"Last night I took my first lesson in whist-playing. I learned in one evening to know the king, queen, and jack apart, and to understand what my partner meant when she winked at me.

"The worst of this condition of things is that we shall bear the marks of it all our lives. We are now sixteen daily papers behind the rest of the world, and in those sixteen papers are items known to all the people in all the cities, which will never be known to us. How prices have fluctuated in that time we shall not know—what houses have burned down, what robberies have been committed. When the papers do come, each of us will rush for the latest dates; the news of two weeks ago is now history, and no one reads history, especially the history of one's own country.

"I bought a copy of 'Aurora Leigh' just before the freezing up, and I have been careful, as it is the only copy on the island, to circulate it freely. It must have been a pleasant visitor in the four or five households which it has entered. We have had Dr. Kane's book and now have the 'Japan Expedition.'

"The intellectual suffering will, I think, be all. I have no fear of scarcity of provisions or fuel. There are old houses enough to burn. Fresh meat is rather scarce because the English steamer required so much victualling. We have a barrel of pork and a barrel of flour in the house, and father has chickens enough to keep us a good while.

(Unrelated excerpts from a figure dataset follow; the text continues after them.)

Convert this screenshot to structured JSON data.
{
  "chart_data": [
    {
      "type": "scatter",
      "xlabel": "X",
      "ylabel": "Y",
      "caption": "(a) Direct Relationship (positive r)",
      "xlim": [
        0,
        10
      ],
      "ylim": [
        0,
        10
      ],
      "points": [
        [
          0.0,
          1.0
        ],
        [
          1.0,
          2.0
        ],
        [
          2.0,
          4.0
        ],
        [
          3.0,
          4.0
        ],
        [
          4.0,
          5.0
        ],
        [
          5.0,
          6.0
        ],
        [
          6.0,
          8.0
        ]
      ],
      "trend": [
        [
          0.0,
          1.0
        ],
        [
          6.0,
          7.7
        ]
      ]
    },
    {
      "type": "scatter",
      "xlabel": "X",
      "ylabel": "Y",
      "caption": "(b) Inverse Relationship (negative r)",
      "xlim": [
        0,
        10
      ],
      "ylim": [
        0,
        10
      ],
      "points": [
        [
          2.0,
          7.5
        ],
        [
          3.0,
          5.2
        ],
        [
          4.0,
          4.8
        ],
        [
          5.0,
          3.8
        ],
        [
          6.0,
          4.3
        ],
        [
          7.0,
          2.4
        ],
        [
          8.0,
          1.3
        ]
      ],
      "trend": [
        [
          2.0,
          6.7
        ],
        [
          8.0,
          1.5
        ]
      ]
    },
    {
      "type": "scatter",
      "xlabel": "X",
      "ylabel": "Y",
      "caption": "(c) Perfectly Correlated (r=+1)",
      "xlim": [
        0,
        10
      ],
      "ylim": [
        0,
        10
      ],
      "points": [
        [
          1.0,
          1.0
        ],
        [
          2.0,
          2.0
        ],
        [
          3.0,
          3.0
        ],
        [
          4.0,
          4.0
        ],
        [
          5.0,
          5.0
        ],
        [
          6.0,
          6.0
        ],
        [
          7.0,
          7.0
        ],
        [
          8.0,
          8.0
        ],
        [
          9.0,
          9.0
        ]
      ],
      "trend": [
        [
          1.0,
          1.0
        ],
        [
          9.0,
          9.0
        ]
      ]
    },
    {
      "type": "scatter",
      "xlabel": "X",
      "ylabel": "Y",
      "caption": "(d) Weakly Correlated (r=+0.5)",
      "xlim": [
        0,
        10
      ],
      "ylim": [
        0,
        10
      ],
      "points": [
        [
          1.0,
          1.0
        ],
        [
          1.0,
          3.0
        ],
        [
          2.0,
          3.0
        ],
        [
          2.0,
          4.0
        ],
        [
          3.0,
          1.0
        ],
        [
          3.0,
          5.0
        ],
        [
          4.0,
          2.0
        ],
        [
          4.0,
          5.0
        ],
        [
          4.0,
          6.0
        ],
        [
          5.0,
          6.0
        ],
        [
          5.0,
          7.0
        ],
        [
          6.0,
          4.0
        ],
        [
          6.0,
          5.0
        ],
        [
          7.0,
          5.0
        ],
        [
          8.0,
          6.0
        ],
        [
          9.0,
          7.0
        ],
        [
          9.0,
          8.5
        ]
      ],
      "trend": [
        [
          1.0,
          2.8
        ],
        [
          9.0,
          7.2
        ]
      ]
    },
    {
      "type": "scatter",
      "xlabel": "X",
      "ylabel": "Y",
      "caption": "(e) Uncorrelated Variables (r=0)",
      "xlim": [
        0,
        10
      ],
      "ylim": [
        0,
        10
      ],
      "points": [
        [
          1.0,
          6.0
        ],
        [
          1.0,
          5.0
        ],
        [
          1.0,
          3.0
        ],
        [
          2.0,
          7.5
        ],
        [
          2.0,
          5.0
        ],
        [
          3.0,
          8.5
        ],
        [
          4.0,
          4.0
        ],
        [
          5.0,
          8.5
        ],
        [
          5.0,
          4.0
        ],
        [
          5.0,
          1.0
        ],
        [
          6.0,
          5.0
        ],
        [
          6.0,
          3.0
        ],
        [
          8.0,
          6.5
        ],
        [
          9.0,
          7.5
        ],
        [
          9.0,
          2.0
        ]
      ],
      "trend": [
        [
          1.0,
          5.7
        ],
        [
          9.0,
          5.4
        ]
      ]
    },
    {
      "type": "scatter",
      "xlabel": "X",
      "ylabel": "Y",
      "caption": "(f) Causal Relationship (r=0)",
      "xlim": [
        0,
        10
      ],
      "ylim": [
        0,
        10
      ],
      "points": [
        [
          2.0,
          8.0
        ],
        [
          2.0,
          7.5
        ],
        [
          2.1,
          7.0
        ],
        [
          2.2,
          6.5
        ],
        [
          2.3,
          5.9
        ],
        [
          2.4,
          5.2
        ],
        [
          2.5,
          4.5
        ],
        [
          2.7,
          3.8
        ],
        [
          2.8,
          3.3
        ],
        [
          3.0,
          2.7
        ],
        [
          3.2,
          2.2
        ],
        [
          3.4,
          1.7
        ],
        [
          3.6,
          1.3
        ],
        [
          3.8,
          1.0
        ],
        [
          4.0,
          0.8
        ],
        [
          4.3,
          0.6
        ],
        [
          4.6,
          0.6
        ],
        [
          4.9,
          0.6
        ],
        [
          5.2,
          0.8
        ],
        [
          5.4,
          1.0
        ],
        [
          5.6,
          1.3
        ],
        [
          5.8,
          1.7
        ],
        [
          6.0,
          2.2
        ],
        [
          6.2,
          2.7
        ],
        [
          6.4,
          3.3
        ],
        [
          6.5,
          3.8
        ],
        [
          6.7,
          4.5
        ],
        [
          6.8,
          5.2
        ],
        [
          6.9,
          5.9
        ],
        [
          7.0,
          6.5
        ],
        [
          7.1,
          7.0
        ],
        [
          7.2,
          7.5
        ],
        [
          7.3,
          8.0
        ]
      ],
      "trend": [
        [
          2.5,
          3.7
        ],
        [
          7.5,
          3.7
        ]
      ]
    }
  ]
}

"There are said to be some families who are in a good deal of suffering, for whom the Howard Society is on the lookout. Mother gives very freely to Bridget, who has four children to support with only the labor of her hands.

"The Coffin School has been suspended one day on account of the heaviest storm, and the Unitarian church has had but one service. No great damage has been done by the gales. My observing-seat came thundering down the roof one evening, about ten o'clock, but all the world understood its cry of 'Stand from under,' and no one was hurt. Several windows were blown in at midnight, and houses shook so that vases fell from the mantelpieces.

"The last snow drifted so that the sleighing was difficult, and at present the storm is so smothering that few are out. A. has been out to school every day, and I have not failed to go out into the air once a day to take a short walk.

"January 24. We left the mercury one below zero when we went to bed last night, and it was at zero when we rose this morning. But it rises rapidly, and now, at eleven A.M., it is as high as fifteen. The weather is still and beautiful; the English steamer is still safe at her moorings.

"Our little club met last night, each with a sonnet. I did the best I could with a very bad subject. K. and E. rather carried the honors away, but Mr. J. M.'s was very taking. Our 'crambo' playing was rather dull, all of us having exhausted ourselves on the sonnets. We seem to have settled ourselves quietly into a tone of resignation in regard to the weather; we know that we cannot 'get out,' any more than Sterne's Starling, and we know that it is best not to fret.

"The subject which I have drawn for the next poem is 'Sunrise,' about which I know very little. K. and I continue to learn twenty lines of poetry a day, and I do not find it unpleasant, though the 'Deserted Village' is rather monotonous.